O Alto Comissariado das Nações Unidas para os Direitos Humanos realizou dois encontros virtuais sobre o impacto do perfilamento racial no acesso à justiça no Brasil. Na ocasião, foi lançada uma publicação que inova ao trazer a definição de perfilamento racial: processo pelo qual as forças policiais fazem uso de generalizações fundadas na raça, cor, descendência, nacionalidade ou etnicidade ao invés de evidências objetivas ou o comportamento de um indivíduo, para sujeitar pessoas a batidas policiais e outros procedimentos.

“Em 2014, o meu filho Johnatha de Oliveira Lima, aos 19 anos, foi assassinado por um policial da UPP (Unidade de Polícia Pacificadora) de Manguinhos com um tiro nas costas. Desde então, eu comecei a ver e entender que eu não era a única.

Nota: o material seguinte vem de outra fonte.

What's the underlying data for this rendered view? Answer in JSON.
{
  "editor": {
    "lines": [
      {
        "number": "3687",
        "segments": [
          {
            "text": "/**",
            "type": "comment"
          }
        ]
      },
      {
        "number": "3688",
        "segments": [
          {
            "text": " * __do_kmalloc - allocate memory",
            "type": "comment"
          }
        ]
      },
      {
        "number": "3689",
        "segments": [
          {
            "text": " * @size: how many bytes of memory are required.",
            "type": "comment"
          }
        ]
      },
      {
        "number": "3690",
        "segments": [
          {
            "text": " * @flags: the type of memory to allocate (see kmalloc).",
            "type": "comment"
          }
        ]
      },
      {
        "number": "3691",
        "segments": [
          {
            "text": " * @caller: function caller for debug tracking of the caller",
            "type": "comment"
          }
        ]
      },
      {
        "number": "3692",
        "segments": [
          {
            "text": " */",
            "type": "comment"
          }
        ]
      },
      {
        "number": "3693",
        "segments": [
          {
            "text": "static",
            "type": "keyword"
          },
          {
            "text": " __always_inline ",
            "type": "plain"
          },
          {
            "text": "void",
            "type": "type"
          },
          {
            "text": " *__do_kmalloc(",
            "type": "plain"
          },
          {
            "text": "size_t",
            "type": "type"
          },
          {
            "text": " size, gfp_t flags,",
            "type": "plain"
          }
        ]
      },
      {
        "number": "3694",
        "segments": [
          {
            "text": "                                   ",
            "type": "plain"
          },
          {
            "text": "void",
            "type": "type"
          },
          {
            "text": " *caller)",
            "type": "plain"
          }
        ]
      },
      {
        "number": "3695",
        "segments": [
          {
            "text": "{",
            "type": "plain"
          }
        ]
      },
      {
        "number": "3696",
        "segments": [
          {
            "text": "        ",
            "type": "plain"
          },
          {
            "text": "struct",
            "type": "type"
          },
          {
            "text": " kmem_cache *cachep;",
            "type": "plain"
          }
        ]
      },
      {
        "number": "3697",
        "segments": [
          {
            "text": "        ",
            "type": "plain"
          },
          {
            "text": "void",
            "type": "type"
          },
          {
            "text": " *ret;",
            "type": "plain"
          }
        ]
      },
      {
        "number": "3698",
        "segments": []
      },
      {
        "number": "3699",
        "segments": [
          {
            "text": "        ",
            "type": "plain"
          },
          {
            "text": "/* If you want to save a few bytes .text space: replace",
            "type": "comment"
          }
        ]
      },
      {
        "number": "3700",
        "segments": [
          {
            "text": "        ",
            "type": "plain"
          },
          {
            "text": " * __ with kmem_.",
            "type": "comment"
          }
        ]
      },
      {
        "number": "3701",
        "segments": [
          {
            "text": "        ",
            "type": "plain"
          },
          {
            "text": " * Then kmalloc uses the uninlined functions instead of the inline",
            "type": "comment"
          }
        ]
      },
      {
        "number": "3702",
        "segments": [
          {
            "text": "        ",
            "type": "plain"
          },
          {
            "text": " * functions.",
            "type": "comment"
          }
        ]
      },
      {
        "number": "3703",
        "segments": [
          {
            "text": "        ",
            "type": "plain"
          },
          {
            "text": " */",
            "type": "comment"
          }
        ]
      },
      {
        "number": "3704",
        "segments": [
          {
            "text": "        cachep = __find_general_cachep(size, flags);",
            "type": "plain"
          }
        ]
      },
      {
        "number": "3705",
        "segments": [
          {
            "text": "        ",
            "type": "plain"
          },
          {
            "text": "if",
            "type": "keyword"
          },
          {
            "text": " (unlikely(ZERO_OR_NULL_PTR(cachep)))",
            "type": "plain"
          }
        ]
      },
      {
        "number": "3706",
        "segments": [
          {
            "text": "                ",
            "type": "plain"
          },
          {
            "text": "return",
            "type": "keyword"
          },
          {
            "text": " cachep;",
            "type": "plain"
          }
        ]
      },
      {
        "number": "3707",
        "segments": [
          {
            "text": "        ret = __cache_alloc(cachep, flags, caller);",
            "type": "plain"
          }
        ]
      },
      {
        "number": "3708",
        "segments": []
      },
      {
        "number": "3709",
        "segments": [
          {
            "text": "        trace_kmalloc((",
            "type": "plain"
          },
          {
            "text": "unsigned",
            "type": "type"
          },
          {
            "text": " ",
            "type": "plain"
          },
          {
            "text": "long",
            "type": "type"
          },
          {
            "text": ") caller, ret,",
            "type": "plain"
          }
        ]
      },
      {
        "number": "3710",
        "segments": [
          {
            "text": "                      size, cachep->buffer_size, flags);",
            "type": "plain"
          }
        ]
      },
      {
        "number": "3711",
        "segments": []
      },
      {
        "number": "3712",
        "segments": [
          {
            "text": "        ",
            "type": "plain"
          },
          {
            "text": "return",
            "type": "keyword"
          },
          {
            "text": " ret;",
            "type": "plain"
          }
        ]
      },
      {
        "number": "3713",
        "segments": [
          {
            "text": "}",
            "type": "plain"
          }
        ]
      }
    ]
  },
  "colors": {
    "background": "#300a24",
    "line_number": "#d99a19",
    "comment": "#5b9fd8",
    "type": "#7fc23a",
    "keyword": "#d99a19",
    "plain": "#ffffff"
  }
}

Quando eu saio nessa luta por verdade, por memória e por justiça, todas as mulheres que eu encontro no caminho são mães negras, que tiveram seus filhos negros e favelados assassinados pelo mesmo motivo que o meu”.

O relato foi feito por Ana Paula Oliveira, do grupo Mães de Manguinhos, no primeiro de dois encontros virtuais sobre o impacto do perfilamento racial no acesso à justiça no Brasil. Os encontros foram realizados pela ONU sob a liderança do Alto Comissariado das Nações Unidas para os Direitos Humanos (ACNUDH), nos dias 1 e 4 de dezembro. “Está mais do que provado que o racismo existe, que ele nos afeta diretamente e que nossos filhos são os alvos,” desabafou Ana Paula.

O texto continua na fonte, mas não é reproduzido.